"Unlike the myths that are behind the prevention of Linux adoption, this piece will closely examine the indisputable obstacles and what will have to be done to overcome each of them. In the past, many desktop Linux users have opted to simply point to the hardware industry or Microsoft as the root cause of a lack of mainstream adoption. In reality, there are actually core issues extending beyond hardware - and competition from the proprietary markets - that simply must be dealt with head on. With that said, hardware compatibility and competition from closed-source vendors are valid issues, just not solid core excuses for the lack of mainstream interest.

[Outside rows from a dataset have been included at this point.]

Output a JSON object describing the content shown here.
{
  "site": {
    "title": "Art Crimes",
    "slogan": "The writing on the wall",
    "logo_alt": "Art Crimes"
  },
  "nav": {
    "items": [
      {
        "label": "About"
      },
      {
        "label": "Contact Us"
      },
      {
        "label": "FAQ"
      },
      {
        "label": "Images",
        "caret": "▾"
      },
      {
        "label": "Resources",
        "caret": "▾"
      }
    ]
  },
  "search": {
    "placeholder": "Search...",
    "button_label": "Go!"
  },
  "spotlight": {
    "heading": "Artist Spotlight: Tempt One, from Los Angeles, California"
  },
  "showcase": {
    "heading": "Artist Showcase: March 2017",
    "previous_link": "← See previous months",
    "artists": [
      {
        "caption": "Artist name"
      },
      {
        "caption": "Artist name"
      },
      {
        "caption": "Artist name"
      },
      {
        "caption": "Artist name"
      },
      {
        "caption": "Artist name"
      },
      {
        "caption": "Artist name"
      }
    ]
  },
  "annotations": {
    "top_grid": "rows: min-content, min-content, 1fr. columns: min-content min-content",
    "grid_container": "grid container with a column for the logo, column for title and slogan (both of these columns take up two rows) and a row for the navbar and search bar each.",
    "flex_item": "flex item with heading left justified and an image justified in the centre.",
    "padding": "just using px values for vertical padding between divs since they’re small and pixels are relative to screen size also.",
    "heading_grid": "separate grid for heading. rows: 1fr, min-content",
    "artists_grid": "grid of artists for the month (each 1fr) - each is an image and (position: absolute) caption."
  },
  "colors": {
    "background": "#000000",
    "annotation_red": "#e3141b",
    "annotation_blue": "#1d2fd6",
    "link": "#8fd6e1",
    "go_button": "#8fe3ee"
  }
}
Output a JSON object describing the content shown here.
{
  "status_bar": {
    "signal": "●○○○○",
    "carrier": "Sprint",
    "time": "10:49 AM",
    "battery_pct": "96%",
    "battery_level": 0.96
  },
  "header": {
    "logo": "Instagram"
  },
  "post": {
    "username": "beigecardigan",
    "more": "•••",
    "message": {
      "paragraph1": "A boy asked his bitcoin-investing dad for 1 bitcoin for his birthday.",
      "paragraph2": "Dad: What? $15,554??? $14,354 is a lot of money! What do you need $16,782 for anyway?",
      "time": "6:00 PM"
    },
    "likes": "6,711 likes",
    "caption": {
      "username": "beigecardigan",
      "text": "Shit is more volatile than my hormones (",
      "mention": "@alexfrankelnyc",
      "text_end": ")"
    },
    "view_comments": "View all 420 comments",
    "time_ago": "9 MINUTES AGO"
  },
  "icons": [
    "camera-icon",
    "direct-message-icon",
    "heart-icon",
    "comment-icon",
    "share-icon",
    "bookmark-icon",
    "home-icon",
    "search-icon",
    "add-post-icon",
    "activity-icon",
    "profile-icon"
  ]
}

Here are the real hurdles."
Member since:
2006-09-18
I'm not sure about how commercial Apps fit into the wider picture of Linux Distros.

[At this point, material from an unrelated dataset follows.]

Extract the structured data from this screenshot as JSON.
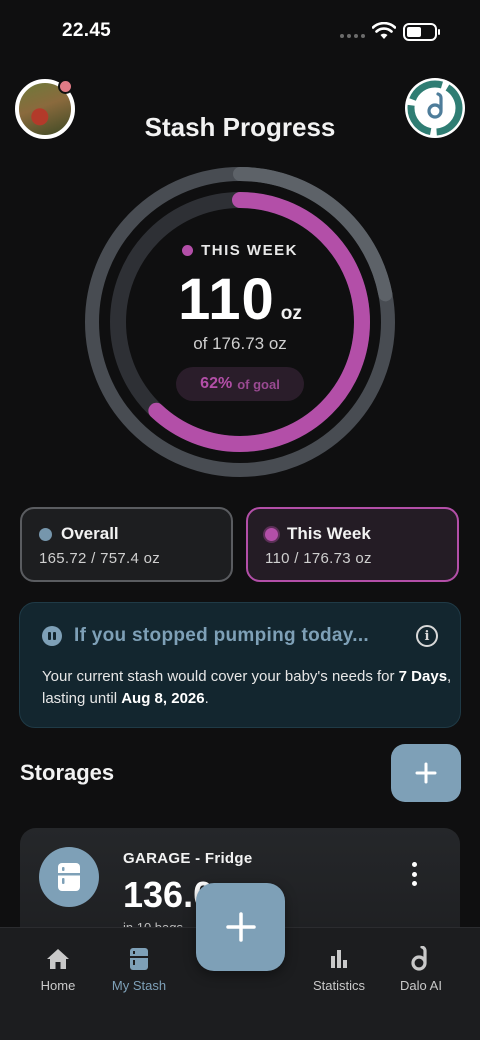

Often a commercial developer will (eg. Latest version of Maya 2008) standardize their App on one or two different distros. It may work with others but the developer will not provide support if anything goes wrong.
I read about an expensive engineering pro modeling app that simply refused to work on anything but the Redhat Distro. It turns out that it fails to load some libraries on Ubuntu because they're compiled in a different version of gcc.
The Distro fragmentation means that even though commercial Apps are made for Linux they are not guaranteed to work on other Distros and if they do work your often left with resorting to forums where users provide the advice (eg. converting RPMs to Debian packet manager etc) to make it install. Some Apps don't like wine others don't like xgl, Compiz etc.
The average mainstream user just can't afford deal with this.